FIGURE 2.

LAMP-2 expression in human melanoma cell lines transfected with LAMP-2C. (A) DM331 cells were transfected with an empty vector (pCMV) or a plasmid encoding for C-terminal myc tagged LAMP2C. RT-PCR analysis for LAMP2C overexpression was detected in an agarose gel. mRNA levels of LAMP2A, LAMP2B, and LAMP2C transcripts were analyzed by qPCR and normalized to 18S expression. To detect relative changes in the expression of each isoform, the normalized expression of each isoform was set equal to one in DM331 pCMV cells. (B) SLM2-Mel cells were transfected with an empty vector (pCMV) or a plasmid encoding for C-terminal myc tagged LAMP2C. mRNA levels of LAMP2A, LAMP2B, and LAMP2C in these cells were analyzed by qPCR and normalized to ACTB expression. The relative expression of each isoform was set equal to one for SLM2-Mel pCMV control cells.
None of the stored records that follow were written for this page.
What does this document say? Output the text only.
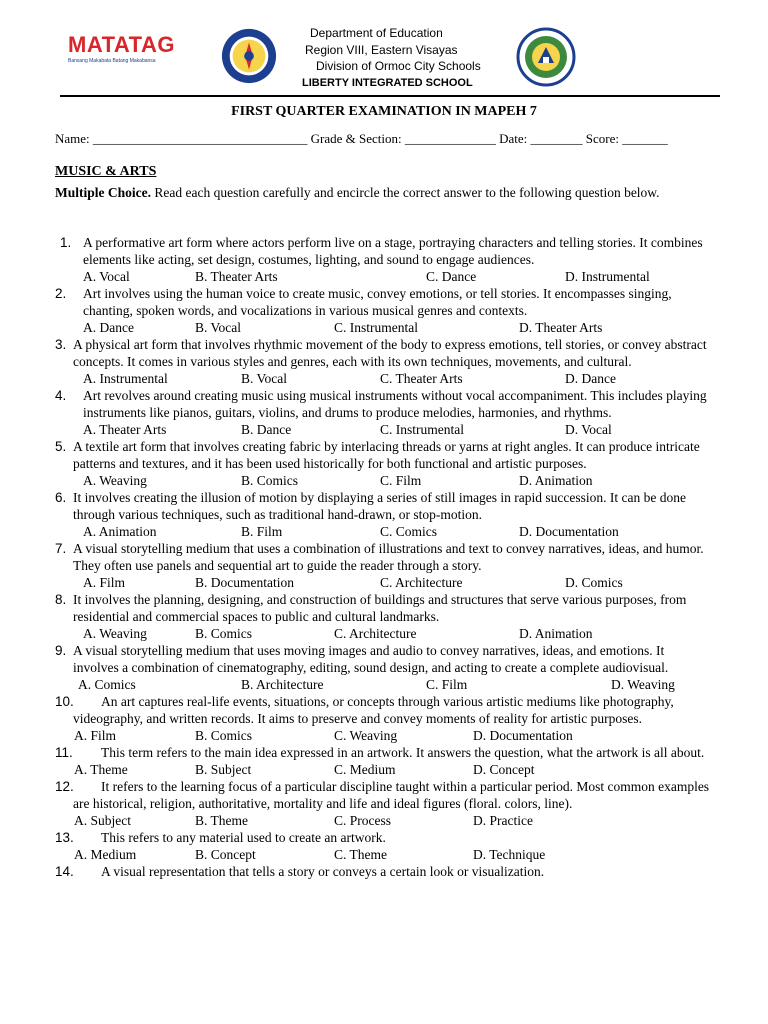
MATATAG
Bansang Makabata Batang Makabansa
Department of Education
Region VIII, Eastern Visayas
Division of Ormoc City Schools
LIBERTY INTEGRATED SCHOOL
FIRST QUARTER EXAMINATION IN MAPEH 7
Name: _________________________________ Grade & Section: ______________ Date: ________ Score: _______
MUSIC & ARTS
Multiple Choice. Read each question carefully and encircle the correct answer to the following question below.
1. A performative art form where actors perform live on a stage, portraying characters and telling stories. It combines elements like acting, set design, costumes, lighting, and sound to engage audiences.
A. Vocal	B. Theater Arts	C. Dance	D. Instrumental
2. Art involves using the human voice to create music, convey emotions, or tell stories. It encompasses singing, chanting, spoken words, and vocalizations in various musical genres and contexts.
A. Dance	B. Vocal	C. Instrumental	D. Theater Arts
3. A physical art form that involves rhythmic movement of the body to express emotions, tell stories, or convey abstract concepts. It comes in various styles and genres, each with its own techniques, movements, and cultural.
A. Instrumental	B. Vocal	C. Theater Arts	D. Dance
4. Art revolves around creating music using musical instruments without vocal accompaniment. This includes playing instruments like pianos, guitars, violins, and drums to produce melodies, harmonies, and rhythms.
A. Theater Arts	B. Dance	C. Instrumental	D. Vocal
5. A textile art form that involves creating fabric by interlacing threads or yarns at right angles. It can produce intricate patterns and textures, and it has been used historically for both functional and artistic purposes.
A. Weaving	B. Comics	C. Film	D. Animation
6. It involves creating the illusion of motion by displaying a series of still images in rapid succession. It can be done through various techniques, such as traditional hand-drawn, or stop-motion.
A. Animation	B. Film	C. Comics	D. Documentation
7. A visual storytelling medium that uses a combination of illustrations and text to convey narratives, ideas, and humor. They often use panels and sequential art to guide the reader through a story.
A. Film	B. Documentation	C. Architecture	D. Comics
8. It involves the planning, designing, and construction of buildings and structures that serve various purposes, from residential and commercial spaces to public and cultural landmarks.
A. Weaving	B. Comics	C. Architecture	D. Animation
9. A visual storytelling medium that uses moving images and audio to convey narratives, ideas, and emotions. It involves a combination of cinematography, editing, sound design, and acting to create a complete audiovisual.
A. Comics	B. Architecture	C. Film	D. Weaving
10.	An art captures real-life events, situations, or concepts through various artistic mediums like photography, videography, and written records. It aims to preserve and convey moments of reality for artistic purposes.
A. Film	B. Comics	C. Weaving	D. Documentation
11.	This term refers to the main idea expressed in an artwork. It answers the question, what the artwork is all about.
A. Theme	B. Subject	C. Medium	D. Concept
12.	It refers to the learning focus of a particular discipline taught within a particular period. Most common examples are historical, religion, authoritative, mortality and life and ideal figures (floral. colors, line).
A. Subject	B. Theme	C. Process	D. Practice
13.	This refers to any material used to create an artwork.
A. Medium	B. Concept	C. Theme	D. Technique
14.	A visual representation that tells a story or conveys a certain look or visualization.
Cell lysates were probed for the c-myc tagged LAMP2C or total LAMP2 protein with actin used as a control for sample loading. Arrow indicates non-specific protein band detected with anti-myc antibody. (C) DM331 cells were transfected with an empty vector (zeo) or a plasmid encoding for LAMP2C with no tag sequence. mRNA levels of LAMP2A, LAMP2B, and LAMP2C in these cells were analyzed by qPCR and normalized to GAPDH expression. To examine relative changes in each isoform, the expression of individual isoforms was set to one for the DM331 zeo control cells. Cell lysates were probed for total LAMP2 protein with actin used as a control for sample loading. Data were analyzed by two-way ANOVA or by two-tailed, unpaired Student’s t-test. ^∗∗∗∗p < 0.0001 (n = 2–3).